Daniel Buren ontwerpt zijn werk meestal speciaal voor een bepaalde plek of tentoonstelling en realiseert het vaak zelf in situ. Maar net zoals Sol Lewitts muurtekening, zijn de werken in S.M.A.K. niet door Buren zelf geïnstalleerd. In and Out of the Frame (1970), een installatie met behangpapier, is door medewerkers van S.M.A.K. opnieuw geproduceerd. De twee schilderijen, Peinture Acrylique (1969 en 1971), bestonden al als objecten op zich maar moesten in de museumruimtes worden geplaatst. Dit alles gebeurde volgens de door de kunstenaar beschreven gebruiksaanwijzingen. Binnen de beperkingen van deze instructies is enige variatie mogelijk: de dimensies van de ruimte en de interpretatie van de uitvoerders bepalen mee hoe een specifieke uitvoering eruitziet en aanvoelt.

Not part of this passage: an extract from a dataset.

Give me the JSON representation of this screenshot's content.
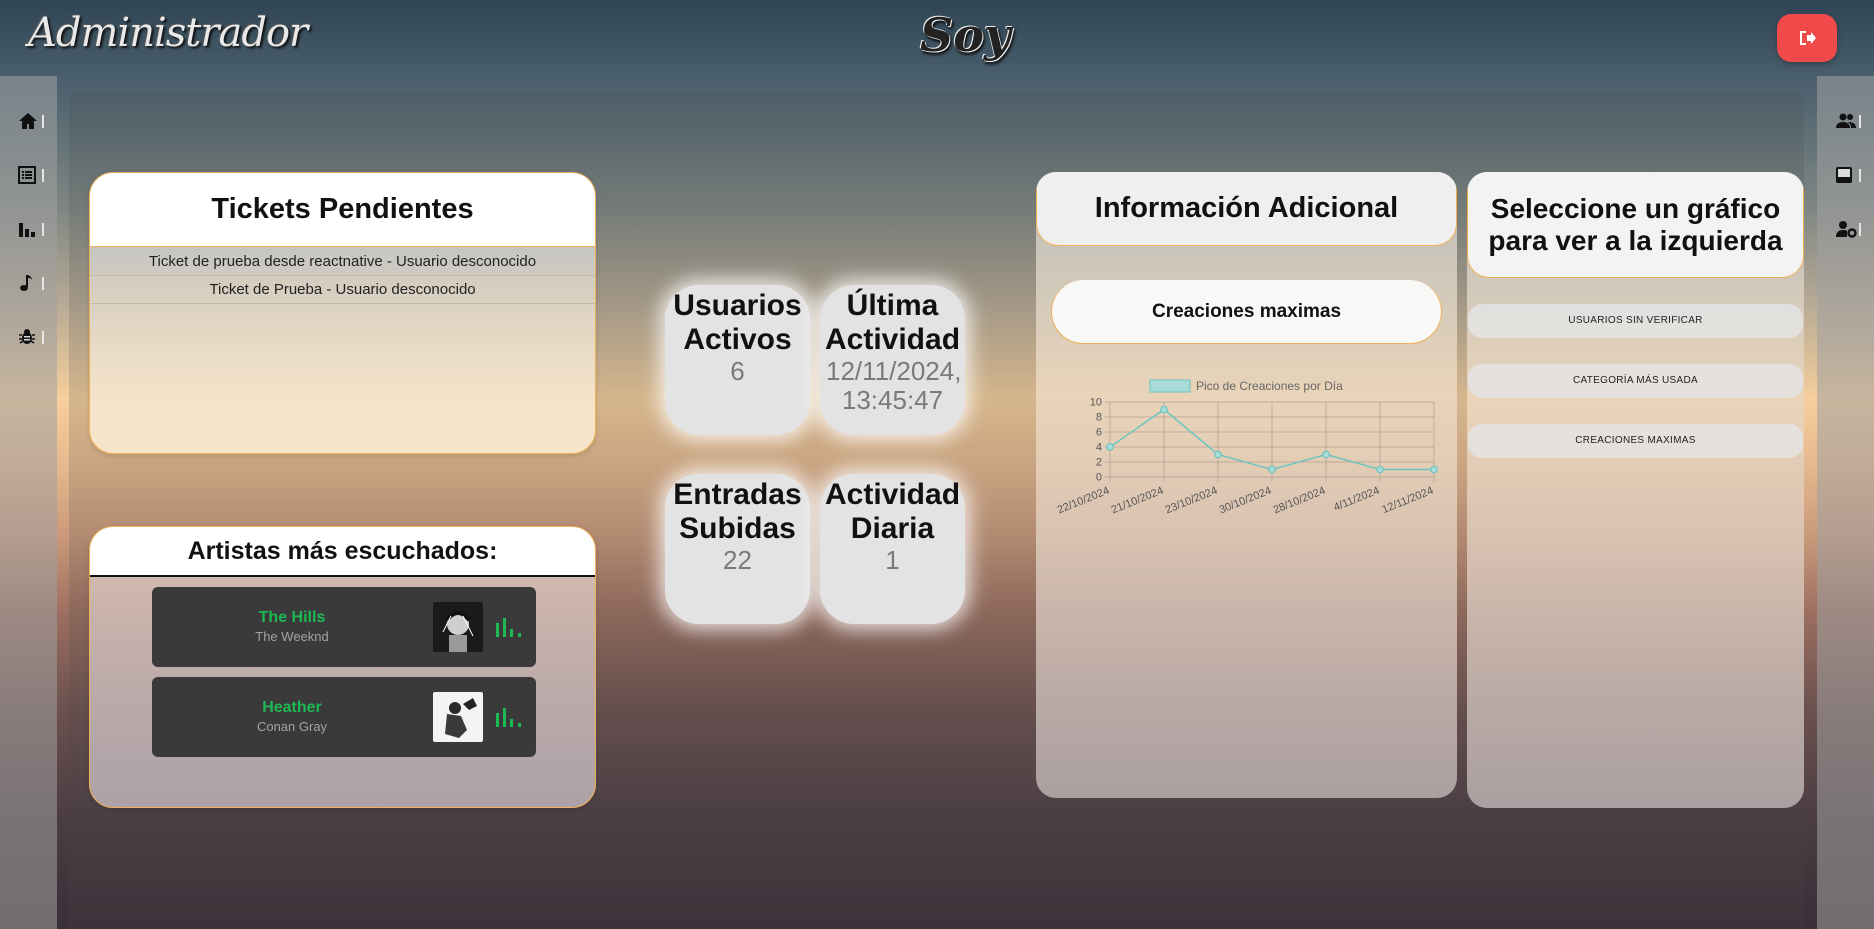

Essentieel bij dit soort werk is dat de principes van werk en kunstenaar altijd worden gerespecteerd. In 1979 bracht Daniel Buren Numéroté – Déchiré – À Coller uit als een editie voor de Vrienden v/h S.M.A.K. op 65 exemplaren. Door het werk uit te voeren – nl. door het volgens de kunstenaars aanwijzingen op de muur te kleven – vernietig je het ook meteen. Dit feit is onlosmakelijk verbonden met het karakter van het werk. De Vrienden v/h S.M.A.K. beschikken over nog één genummerd origineel exemplaar en besloten dat te bewaren. Om die reden werd het werk niet uitgevoerd maar vind je documentatie terug in de vitrine.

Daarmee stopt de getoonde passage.